The South African pro-gun lobby will proudly and loudly brandish their occasional stories of an allegedly foiled hijacking or burglary, illogically extrapolating that to explain how an armed citizen could somehow prevent every incident of local crime, while conveniently ignoring the horrendous number of daily firearm-related deaths in SA and the number of household guns stolen (20,000+ each year) which clearly only exacerbates the problems we face here.

And yes, I know the police have their guns stolen, too. And that’s equally crap.
But adding yours to the pot still doesn’t help anyone, does it?

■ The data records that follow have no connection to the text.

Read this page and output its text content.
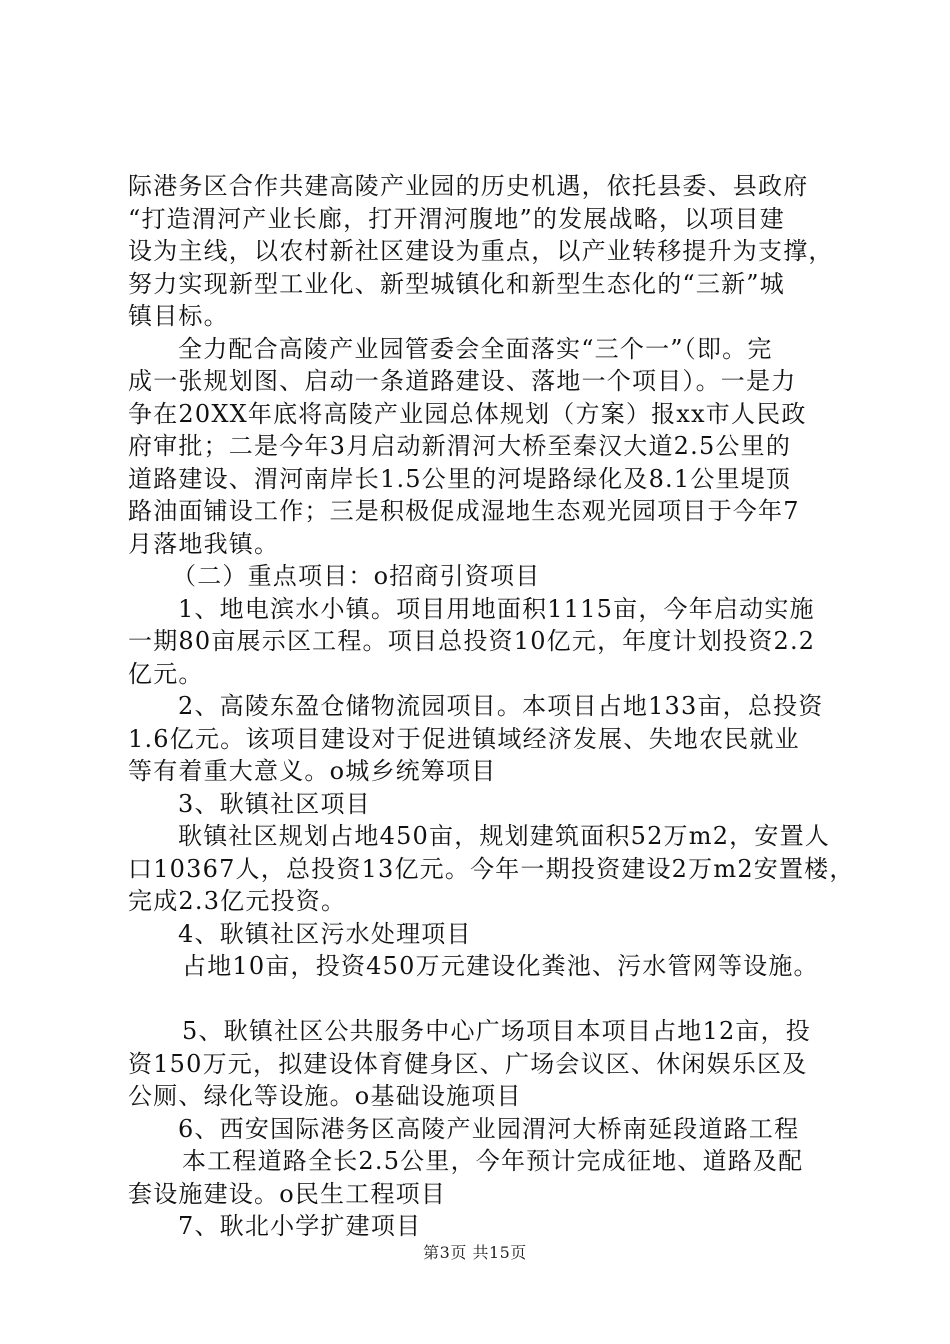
际港务区合作共建高陵产业园的历史机遇，依托县委、县政府
“打造渭河产业长廊，打开渭河腹地”的发展战略，以项目建
设为主线，以农村新社区建设为重点，以产业转移提升为支撑，
努力实现新型工业化、新型城镇化和新型生态化的“三新”城
镇目标。
全力配合高陵产业园管委会全面落实“三个一”（即。完
成一张规划图、启动一条道路建设、落地一个项目）。一是力
争在20XX年底将高陵产业园总体规划（方案）报xx市人民政
府审批；二是今年3月启动新渭河大桥至秦汉大道2.5公里的
道路建设、渭河南岸长1.5公里的河堤路绿化及8.1公里堤顶
路油面铺设工作；三是积极促成湿地生态观光园项目于今年7
月落地我镇。
（二）重点项目：o招商引资项目
1、地电滨水小镇。项目用地面积1115亩，今年启动实施
一期80亩展示区工程。项目总投资10亿元，年度计划投资2.2
亿元。
2、高陵东盈仓储物流园项目。本项目占地133亩，总投资
1.6亿元。该项目建设对于促进镇域经济发展、失地农民就业
等有着重大意义。o城乡统筹项目
3、耿镇社区项目
耿镇社区规划占地450亩，规划建筑面积52万m2，安置人
口10367人，总投资13亿元。今年一期投资建设2万m2安置楼，
完成2.3亿元投资。
4、耿镇社区污水处理项目
占地10亩，投资450万元建设化粪池、污水管网等设施。
5、耿镇社区公共服务中心广场项目本项目占地12亩，投
资150万元，拟建设体育健身区、广场会议区、休闲娱乐区及
公厕、绿化等设施。o基础设施项目
6、西安国际港务区高陵产业园渭河大桥南延段道路工程
本工程道路全长2.5公里，今年预计完成征地、道路及配
套设施建设。o民生工程项目
7、耿北小学扩建项目
第3页 共15页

And then their comparing South Africa’s situation with the USA’s. Sure, both have unacceptably high gun deaths and both have differing gun laws. But they are wholly different societies and thus the comparison is also wholly invalid. It’s only made because it favours their case.
It’s the same tactic as choosing to compare Sweden’s “no lockdown” [sigh] Covid response and stats with (say) Bulgaria’s. Sweden suddenly looks amazing. But compare Sweden’s stats with countries that are actually like Sweden, such as Norway, Denmark and Finland, rather than an impoverished, ex-Soviet bloc totalitarian state, and suddenly, it all falls apart. So they don’t do that.
Rather compare the US with Canada or the UK on the gun issue. But they won’t, because that doesn’t fit their agenda.

Of course, the irony comes when the you realise that those advocating for masks to be banned “to protect our kids” and those suggesting that “every citizen should carry a gun”, are exactly the same people. The Venn diagram is actually just a circle.

It would be laughably stupid if the consequences weren’t so very damaging.